The fact of the matter is, it is very difficult for me to justify these podcast pursuits as anything more than a hobby. They will never make me a full-time income. I am grateful for countless of people that have donated money to the /Filmcast to keep us alive, in addition to the sponsorship offers we have gotten. They have provided significant help during a time of need and have helped to justify the amount of time that goes into the podcasts.
But the money that we get does not come anywhere close to equalling the amount necessary to sustain a person for a living (nor should it, really). And that goes double or triple when you’re splitting the money with other people. I surmise that the only people on the internet who ARE able to make a substantial amount of money from podcasting are people who a) have a large enough audience to attract major sponsorship dollars (e.g. Adam Carolla), b) broadcast daily, so as to multiply the number of impressions generated (e.g. Adam Carolla again), or c) make a sustained fundraising effort each year (e.g. The Sound of Young America, which wouldn’t be successful if (a) were not also true for them). I would not be opposed to broadcasting daily, but don’t currently have the numbers to justify it. Carolla (and people like him) built his empire on the back of his broadcasting career. I don’t have such a history or reputation yet.
For most people, including me, podcasts are something that people do for fun and/or because they’re passionate about it. And as a result, like the IFC News podcast or the Scene Unseen podcast or countless other fun, lovable podcasts before them, they can end at any time.
Having podcasted for a couple of years now and spoken with several of the best podcasters/broadcasters in the country, I’ve learned that often times what ends up happening is podcasts get too big to quit, but too small to derive any significant financial benefit from.
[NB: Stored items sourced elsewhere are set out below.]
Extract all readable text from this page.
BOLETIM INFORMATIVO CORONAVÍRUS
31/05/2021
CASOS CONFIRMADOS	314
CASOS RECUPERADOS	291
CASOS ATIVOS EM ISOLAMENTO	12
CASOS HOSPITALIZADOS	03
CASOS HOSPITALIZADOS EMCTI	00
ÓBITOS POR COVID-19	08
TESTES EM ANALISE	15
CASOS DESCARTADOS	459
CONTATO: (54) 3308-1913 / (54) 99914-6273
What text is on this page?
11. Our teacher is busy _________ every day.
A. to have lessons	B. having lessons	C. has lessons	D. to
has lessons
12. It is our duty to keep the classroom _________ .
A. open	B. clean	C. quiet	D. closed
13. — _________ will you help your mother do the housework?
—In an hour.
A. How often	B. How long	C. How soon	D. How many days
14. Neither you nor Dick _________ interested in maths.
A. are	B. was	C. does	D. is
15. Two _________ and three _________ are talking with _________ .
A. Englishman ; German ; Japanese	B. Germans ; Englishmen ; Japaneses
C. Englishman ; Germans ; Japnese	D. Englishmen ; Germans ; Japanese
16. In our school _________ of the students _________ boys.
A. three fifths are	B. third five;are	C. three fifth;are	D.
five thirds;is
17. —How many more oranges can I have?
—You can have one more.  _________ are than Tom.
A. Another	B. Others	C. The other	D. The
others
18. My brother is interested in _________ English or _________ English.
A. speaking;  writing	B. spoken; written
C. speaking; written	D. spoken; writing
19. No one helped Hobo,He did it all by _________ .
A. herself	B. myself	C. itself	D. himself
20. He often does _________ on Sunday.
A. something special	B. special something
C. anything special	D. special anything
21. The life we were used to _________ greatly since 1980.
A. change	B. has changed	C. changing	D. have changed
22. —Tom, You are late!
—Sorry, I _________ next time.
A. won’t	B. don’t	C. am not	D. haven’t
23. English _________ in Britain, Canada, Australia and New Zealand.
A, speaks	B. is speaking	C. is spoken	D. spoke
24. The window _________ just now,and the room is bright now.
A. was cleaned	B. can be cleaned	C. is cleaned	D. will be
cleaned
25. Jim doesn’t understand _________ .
They suck up massive quantities of time and cause untold amounts of stress, but do offer some rewards in return: the pleasure of interacting with an engaged fanbase; the pride of producing quality work; the various other perks that come with being a known quantity in your particular field.
In my own experience, I’ve been blessed to receive thousands of e-mails from people writing passionately about my podcasts and about the subjects that they cover. I’ve been able to see a lot of movies for free and to meet some of my heroes in the filmmaking industry. All of this has been incredibly gratifying. But it’s also exceedingly evident that the overwhelmingly vast majority of fans have no conception of what my life is like. And there are far more people that complain when one of the 4-5 hours of free content I put out onto the internet each week isn’t precisely on schedule, than people who say “thank you” when it comes on time.
The world of broadcast media has instilled an attitude of entitlement in all of us. We expect our media to be free and for there to be an excess supply at all times. These entertainers should do what we want! Dance for us! Play us the music that we love! Discuss interesting topics! In the world of podcasting, the expectations are the same as for radio and TV, but the financial rewards for the people involved are infinitesimal by comparison.
I hope that my podcasting projects will survive the transitions my life will go through over the course of the next few years. But the purpose of this post is to say that for me and for many other podcasters out there, the podcasts we produce exist and continue to exist because we love doing them. The things that keep podcasts going are frequently subject to the whims of fate. If you have podcasts you do love, be grateful while you have them.